Mudanças climáticas e injustiças territoriais: expressões do racismo ambiental

No último artigo da série Março de #lutafeminista, Mércia Alves faz uma análise interseccional sobre os impactos das injustiças socioambientais e as consequências do racismo ambiental na vida das mulheres.

| Artigo de Mércia Alves* | Edição e Revisão: Fran Ribeiro | Artes: Lara Buitron e Oyá Design

Nas ações do movimento feminista em razão do 8 de Março, Dia Internacional de Luta das Mulheres, o tema do enfrentamento ao racismo ambiental esteve presente como uma das lutas pela dimensão que este crime assume na vida das mulheres, conectado à dimensão estrutural do racismo. E isso é real, no campo, na cidade, nas águas e nas florestas!

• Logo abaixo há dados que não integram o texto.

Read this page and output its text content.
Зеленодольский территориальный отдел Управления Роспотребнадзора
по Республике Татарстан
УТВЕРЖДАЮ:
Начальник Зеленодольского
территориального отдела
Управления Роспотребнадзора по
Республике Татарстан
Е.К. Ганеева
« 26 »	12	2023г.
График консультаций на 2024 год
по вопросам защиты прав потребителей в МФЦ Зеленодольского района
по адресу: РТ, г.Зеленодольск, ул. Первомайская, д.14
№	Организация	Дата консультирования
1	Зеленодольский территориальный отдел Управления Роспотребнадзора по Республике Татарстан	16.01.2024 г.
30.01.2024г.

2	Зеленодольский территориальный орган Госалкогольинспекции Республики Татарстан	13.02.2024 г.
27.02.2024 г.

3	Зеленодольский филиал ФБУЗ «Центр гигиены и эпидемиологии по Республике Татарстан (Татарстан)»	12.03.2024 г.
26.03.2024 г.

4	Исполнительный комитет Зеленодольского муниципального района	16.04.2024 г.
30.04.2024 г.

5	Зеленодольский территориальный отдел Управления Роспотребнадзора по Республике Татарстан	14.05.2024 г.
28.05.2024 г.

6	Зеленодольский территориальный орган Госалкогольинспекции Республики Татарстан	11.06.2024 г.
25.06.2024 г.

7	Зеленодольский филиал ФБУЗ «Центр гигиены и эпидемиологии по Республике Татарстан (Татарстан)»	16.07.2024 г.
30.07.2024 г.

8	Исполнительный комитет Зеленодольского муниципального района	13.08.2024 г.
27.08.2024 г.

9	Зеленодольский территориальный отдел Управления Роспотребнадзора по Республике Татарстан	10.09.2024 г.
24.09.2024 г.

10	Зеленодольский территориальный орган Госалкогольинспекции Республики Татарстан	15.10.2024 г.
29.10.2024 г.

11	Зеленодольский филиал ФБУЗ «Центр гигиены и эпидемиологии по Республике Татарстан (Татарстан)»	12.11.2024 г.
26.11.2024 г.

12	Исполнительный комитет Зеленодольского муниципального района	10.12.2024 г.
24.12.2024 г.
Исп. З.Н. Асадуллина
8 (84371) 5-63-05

Nos deparamos cotidianamente com as expressões do racismo ambiental e seus impactos em razão das mudanças climáticas. São alterações na temperatura e no clima, que vem se complexificando nos últimos tempos como resultado de um modelo de desenvolvimento predatório, exploratório nos territórios e das riquezas naturais. Esse é um problema mundial que através de empresas multinacionais promove intervenções nos territórios que contaminam o solo, as águas, as florestas, impactando os modos de vida da população de forma desigual e diferente. Seja nas áreas urbanas ou rurais, são impactos que tem como consequência deslizamentos, enchentes, contaminações de rios e mares. Uma ação humana que incide, pela façanha do capital, sobre a vida nos territórios e que associada aos eventos naturais como as chuvas, torna-se um desastre socioambiental.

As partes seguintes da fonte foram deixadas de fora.